Zainal Arifin (2011: 7) mengemukakan bahwa dalam studi tentang kurikulum dikenal beberapa konsep kurikulum, meliputi kurikulum ideal, kurikulum nyata, kurikulum tersembunyi, dan kurikulum dan pembelajaran.
Berikut akan diuraikan lebih lanjut tentang keempat konsep dalam kurikulum tersebut.
1. Kurikulum ideal (ideal curriculum), yaitu kurikulum yang berisi susuatu yang baik, yang diharapkan atau dicita-citakan, sebagaimana dimuat dalam buku kurikulum.
2. Kurikulum nyata (real curriculum or actual curriculum), yaitu kegiatan-kegiatan nyata yang dilakukan dalam proses pembelajaran atau yang menjadi kenyataan dari kurikulum yang direncanakan, sebagaimana dimuat dalam buku kurikulum.
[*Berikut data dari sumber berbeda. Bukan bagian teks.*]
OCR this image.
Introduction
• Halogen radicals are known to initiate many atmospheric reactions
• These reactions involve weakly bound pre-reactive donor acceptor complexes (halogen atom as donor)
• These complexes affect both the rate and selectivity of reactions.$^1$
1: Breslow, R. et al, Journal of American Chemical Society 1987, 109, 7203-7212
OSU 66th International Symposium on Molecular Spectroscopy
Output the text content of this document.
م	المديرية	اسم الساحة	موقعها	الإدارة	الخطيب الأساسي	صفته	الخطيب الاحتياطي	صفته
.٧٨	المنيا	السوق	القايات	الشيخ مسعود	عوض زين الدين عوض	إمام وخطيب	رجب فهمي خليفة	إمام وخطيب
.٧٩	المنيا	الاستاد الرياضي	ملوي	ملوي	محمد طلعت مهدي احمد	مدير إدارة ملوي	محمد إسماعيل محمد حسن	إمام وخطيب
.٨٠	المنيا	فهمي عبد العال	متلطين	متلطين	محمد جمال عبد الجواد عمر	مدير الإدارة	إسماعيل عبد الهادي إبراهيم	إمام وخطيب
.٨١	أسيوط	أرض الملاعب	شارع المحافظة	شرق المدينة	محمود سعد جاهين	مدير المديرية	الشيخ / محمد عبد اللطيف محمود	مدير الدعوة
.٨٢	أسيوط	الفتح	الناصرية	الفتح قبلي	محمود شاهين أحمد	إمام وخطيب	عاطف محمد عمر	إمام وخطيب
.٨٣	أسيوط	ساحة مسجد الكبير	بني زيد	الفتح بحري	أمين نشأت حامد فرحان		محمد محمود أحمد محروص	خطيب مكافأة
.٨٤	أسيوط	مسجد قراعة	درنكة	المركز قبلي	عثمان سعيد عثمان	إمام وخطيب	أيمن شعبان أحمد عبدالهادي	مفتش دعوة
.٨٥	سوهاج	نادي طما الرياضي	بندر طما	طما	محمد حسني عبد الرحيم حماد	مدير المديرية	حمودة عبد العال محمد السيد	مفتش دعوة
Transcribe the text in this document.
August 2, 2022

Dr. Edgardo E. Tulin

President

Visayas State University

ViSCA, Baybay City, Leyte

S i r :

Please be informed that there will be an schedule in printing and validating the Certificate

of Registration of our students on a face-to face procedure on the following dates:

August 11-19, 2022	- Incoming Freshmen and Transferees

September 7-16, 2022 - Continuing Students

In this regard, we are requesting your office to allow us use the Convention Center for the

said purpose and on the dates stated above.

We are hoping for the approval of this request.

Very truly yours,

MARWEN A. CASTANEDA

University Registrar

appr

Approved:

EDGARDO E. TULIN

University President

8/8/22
Kurikulum aktual ini seyogyanya sama dengan kurikulum ideal, atau sekurang-kurangnya mendekati kurikulum ideal, meskipun tidak mungkin sama dengan kenyataannya.
3. Kurikulum tersembunyi (hidden curriculum), yaitu segala esuatu yang mempengaruhi peserta didik secara positif ketika sedang mempelajari sesuatu. Pengaruh ini mungkin dari pribadi guru, peserta didik itu sendiri, suasana pembelajaran, dan sebagainya. Kurikulum tersembunyi terjadi ketika berlangsungnya kurikulum ideal atau dalam kurikulum nyata. Kurikulum tersembunyi sangat kompleks, sukar diketahui, dan sukar dinilai. Gordon, orang pertama yang memperkenalkan istilah hidden curriculum, berpendapat bahwa sikap sebaiknya diajarkan di lingkungan pendidikan formal (keluarga) melalui hidden curriculum.
4. Kurikulum dan pembelajaran (curriculum and instruction), yaitu dua istilah yang berbeda tetapi tidak dapat dipisahkan satu sama lain. Perbedaannya hanya terletak pada tingkatannya. Kurikulum menunjuk pada suatu program yang bersifat umum, untuk jangka lama, dan tidak dapat dicapai dalam waktu seketika, sedangkan pembelajaran bersifat realitas atau nyata, bersifat khusus dan harus dicapai saat itu juga. Pembelajaran adalah implementasi kurikulum secara nyata dan bertahap yang menuntut peran aktif peserta didik
Adapun tiga konsep kurikulum antara lain :
1. Kurikulum sebagai suatu substansi, yaitu suatu kurikulum, dipandang orang sebagai suatu rencana kegiatan belajar bagi murid-murid disekolah, atau sebagai suatu perangkat tujuan yang ingin dicapai.
2. Kurikulum sebagai suatu sistem, yaitu Sistem kurikulum merupakan bagian dari sistem persekolahan, sistem pendidikan, bahkan sistem mayarakat. Suatu sistem kurikulum mencakup struktur personalia, dan prosedur kerja bagaiman cara menyusun suatu kurikulum, melaksanakan dan mengevaluasi serta menyempurnakannya.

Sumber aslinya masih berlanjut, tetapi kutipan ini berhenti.